In what situations would a veering wind profile produce a straight-line hodograph and unidirectional shear? Would wind speeds have to actually be slower the higher up in the atmosphere you go?

There's a great figure in the Markowski and Richardson Mesoscale book to highlight this (Fig. 2.13), but I can't find it online. Here's one example from Doswell (1991 -- http://mesoscale.ou.edu/~doswell/hodographs/hodographs.html), though:

In the above image, winds are southeasterly at the surface and veer to southwesterly aloft.

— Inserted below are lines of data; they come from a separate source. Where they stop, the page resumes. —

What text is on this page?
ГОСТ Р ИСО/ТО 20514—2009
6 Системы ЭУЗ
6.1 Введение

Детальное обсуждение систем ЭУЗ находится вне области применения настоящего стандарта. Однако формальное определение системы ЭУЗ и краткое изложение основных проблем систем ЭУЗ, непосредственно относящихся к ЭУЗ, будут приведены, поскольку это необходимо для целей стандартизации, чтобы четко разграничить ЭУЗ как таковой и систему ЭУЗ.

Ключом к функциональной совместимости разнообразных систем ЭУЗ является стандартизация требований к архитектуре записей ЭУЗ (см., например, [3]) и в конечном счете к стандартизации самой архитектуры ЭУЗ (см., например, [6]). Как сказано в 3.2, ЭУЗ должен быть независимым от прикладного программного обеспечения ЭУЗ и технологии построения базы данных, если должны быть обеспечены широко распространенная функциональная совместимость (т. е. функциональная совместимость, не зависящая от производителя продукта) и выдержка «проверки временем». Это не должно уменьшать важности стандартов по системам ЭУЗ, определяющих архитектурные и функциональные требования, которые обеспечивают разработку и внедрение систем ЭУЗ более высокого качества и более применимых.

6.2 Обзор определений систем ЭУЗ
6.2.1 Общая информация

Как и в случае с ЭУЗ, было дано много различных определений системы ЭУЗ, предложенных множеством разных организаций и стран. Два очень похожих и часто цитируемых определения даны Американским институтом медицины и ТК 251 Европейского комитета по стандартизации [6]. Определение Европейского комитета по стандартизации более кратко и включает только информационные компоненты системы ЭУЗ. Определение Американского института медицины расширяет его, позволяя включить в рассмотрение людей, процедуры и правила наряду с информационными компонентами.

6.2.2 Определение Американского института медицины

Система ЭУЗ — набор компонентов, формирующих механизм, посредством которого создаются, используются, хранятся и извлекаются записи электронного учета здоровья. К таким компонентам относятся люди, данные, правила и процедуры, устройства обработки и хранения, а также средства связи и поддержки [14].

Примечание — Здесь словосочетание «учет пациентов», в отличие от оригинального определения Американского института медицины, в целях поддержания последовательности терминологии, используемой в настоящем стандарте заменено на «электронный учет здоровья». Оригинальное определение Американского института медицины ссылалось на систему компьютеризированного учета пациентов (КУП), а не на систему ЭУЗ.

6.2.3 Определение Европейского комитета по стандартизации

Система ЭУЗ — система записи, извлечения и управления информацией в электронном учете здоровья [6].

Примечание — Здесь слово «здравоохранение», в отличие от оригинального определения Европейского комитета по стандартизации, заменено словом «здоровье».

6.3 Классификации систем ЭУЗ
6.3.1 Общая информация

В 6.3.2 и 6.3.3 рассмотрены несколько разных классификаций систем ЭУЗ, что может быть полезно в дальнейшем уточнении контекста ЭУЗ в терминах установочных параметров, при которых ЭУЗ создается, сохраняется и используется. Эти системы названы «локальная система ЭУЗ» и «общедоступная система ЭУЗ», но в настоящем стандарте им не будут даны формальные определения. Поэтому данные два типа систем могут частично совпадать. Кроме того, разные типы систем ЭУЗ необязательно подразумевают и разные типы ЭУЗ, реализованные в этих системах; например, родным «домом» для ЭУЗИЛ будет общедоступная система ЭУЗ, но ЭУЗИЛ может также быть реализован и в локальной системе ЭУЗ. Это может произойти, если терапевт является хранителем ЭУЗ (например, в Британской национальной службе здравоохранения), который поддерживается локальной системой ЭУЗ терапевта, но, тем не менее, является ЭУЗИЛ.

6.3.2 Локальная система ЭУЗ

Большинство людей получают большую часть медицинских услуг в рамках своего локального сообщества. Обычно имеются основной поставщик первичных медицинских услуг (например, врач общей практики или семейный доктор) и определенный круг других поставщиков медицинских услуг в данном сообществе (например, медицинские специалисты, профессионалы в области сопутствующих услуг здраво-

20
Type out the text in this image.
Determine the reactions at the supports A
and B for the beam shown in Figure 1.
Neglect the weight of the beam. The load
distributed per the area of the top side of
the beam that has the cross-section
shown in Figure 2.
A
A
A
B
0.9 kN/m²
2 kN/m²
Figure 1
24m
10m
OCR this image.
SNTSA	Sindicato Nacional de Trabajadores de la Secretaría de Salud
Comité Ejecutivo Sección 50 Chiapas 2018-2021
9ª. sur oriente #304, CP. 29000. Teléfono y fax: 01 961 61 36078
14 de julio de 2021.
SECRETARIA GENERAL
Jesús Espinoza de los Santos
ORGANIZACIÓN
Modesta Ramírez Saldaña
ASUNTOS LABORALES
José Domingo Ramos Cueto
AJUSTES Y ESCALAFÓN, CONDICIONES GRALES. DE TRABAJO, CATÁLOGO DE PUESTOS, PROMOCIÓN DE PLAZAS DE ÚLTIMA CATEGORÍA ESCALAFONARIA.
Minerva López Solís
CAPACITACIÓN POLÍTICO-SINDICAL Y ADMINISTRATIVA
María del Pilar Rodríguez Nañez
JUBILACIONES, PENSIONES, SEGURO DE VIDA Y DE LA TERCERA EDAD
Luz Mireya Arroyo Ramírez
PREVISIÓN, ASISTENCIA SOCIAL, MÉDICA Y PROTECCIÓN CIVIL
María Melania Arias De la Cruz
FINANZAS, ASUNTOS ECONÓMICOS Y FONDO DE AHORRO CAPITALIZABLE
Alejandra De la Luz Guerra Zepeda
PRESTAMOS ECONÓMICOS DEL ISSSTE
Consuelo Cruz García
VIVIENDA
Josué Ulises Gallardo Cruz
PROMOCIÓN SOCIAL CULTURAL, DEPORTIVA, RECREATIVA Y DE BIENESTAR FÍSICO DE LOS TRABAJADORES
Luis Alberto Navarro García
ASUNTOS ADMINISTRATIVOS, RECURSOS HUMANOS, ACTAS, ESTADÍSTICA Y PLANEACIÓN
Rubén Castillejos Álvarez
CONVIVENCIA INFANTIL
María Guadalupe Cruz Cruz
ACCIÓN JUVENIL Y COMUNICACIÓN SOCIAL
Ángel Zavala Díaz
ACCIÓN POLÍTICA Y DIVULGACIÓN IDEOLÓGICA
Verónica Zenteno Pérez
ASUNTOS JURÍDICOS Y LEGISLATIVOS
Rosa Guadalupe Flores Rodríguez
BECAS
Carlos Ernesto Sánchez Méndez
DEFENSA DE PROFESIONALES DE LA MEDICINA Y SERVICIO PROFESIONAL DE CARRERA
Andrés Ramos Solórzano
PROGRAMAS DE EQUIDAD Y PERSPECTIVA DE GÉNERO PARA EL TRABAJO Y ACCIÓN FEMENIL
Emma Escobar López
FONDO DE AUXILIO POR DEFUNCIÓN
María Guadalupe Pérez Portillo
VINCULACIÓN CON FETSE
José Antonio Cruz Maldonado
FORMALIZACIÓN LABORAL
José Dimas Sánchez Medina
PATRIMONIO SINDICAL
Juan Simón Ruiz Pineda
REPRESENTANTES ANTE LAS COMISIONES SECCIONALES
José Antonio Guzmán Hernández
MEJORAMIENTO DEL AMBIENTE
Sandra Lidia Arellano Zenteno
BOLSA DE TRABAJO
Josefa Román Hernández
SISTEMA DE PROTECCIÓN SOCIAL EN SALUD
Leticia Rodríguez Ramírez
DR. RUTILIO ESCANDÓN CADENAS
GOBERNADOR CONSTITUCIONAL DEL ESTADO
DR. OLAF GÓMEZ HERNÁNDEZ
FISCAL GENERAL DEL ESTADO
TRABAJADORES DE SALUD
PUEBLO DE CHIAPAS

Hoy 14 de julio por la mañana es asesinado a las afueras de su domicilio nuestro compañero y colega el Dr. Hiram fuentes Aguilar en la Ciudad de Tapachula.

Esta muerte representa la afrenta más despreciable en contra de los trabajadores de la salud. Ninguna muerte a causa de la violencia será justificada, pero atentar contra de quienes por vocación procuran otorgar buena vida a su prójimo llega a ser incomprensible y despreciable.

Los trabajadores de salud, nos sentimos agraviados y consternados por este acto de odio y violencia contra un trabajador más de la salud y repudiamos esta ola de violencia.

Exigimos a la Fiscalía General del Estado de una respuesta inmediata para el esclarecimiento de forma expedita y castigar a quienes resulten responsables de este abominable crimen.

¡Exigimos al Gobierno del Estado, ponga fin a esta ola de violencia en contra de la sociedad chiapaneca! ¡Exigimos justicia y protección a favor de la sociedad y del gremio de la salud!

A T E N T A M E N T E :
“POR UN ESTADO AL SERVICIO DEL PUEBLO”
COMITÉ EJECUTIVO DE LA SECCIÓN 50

Typically, wind speeds would need to decrease from the sfc up to some height (the height at which the hodograph is closest to the origin) and then increase above that height.

A similar one (link: http://tornado.sfsu.edu/Geosciences/classes/m500/Helicity/Straight_Curved.html):

 

[Rob H]

To compound on Jeff's excellent explanation, helicity (aka streamwise vorticity) is denoted by the area marked by the storm's actual motion and the wind profile as plotted on a hodograph:

The crosshairs is storm motion, so if you want 0-3km SRH, you connect the lines: start at storm motion, to go 0km, follow the profile to 3km, then close it off by returning to storm motion. The yellow area is the SRH. Understanding this relationship should make it easier to see why you can have streamwise vorticity with straight line hodos - as long as your storm motion is not resting exactly on the profile, there will always be some area bounded by these points.

Straight line hodos don't mean "wind coming from the same direction" which is a slightly counter-intuitive concept that you need to move past when learning to interpret hodos. The exception to this is if you're considering storm relative winds and you're measuring from somewhere on the profile. In which case you have (near) zero helicity

 

[calvinkaskey]

So according to the SPC with the vorticities in the 300s they are underplaying the chances of strong tornadoes for tomorrow?

 

[Rob H]

So according to the SPC with the vorticities in the 300s they are underplaying the chances of strong tornadoes for tomorrow?

My first post should have huge flashing, blinking lights around it that say "in the presence of an environment with all other parameters and ingredients being favorable for tornadogenesis".

Just a personal observation, but I think your forecasting skills would improve dramatically if you focused less on how you thought the SPC was always doing a poor job.